Personally, I find this all very heartening. From my perspective the council is trying to ensure that we are abiding by the rules we have agreed to live by. These rules are hierarchal Some take precedent over others. It is how we set up the system in 1968. It reflects our values and aspirations.
I believe it is important to have a fair process in dealing with clergy. If we are going to hold a pastor or bishop accountable, we need to clearly define what they are being held accountable for. Accountability though needs to be mutual. Bishops and cabinets should be held accountable for how they appoint. Churches need to be held accountable too.
My fear though is that we are not really interested in accountability. I think the issues of effectiveness are really a cover for expediency. As a church we have been infected by the values of the business/leadership world. In the business world, you have a clearly defined CEO/leader. The leader has the power to fire, often at will. Need to sure up the bottom line? Fire the employees, change their compensation, and scare them into submission.
Expediency is often the currency of leadership. You do what you have to to achieve the results you want. Need to look good? Blame someone else for failure, and fire them. You do what you have to. Survival of the wiliest.
Trying to eliminate the processes that protect clergy feeds into expediency. It would be a lot easier for people in positions of power to do what they feel they need to, if they did not have to worry about people. Some crave the power that expediency brings. They seem to hate the messiness of ministry. Things seem so much better on the other side of the fence where leaders have the power to do what they want.

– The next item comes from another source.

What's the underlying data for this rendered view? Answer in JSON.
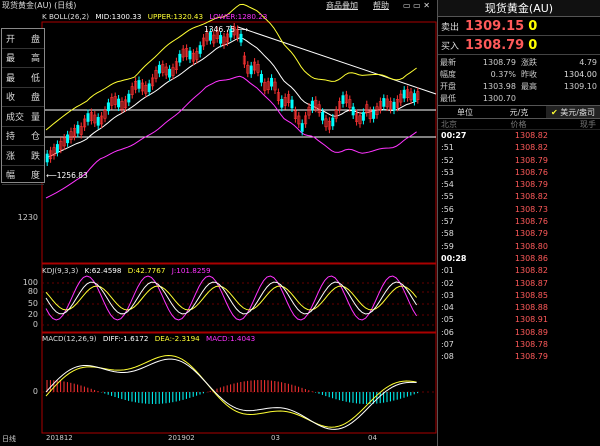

Ineffective pastors are the bogeyman. If we want to get rid of ineffective pastors, now, we could do it. Sure it would require communication, clearly defined goals, mutual accountability, and conflict resolution, but it could be done. The trouble is that we don’t really want to delve into the messiness of ministry. Churches and people in positions of power really don’t want to confront the real issues of ineffectiveness. Removing people from appointments without trials would be more expedient and easier for those on top.
Fairness, while not exactly a biblical value, is a currency of relationships. As a connectional church, we are a series of relationships. Healthy relationships require trust, communication, boundaries, and fairness. Relationships get in the way of expediency.
As a church we have to decide ultimately, what do we value? What currency are we going to use? I applaud the judicial council for not being infected by the currency of expediency. It would be easy to buy into the values of our society and disregard the values and rules we have agreed to. I believe that we would not be better for it though. I would pick fairness and relationships over expediency any day.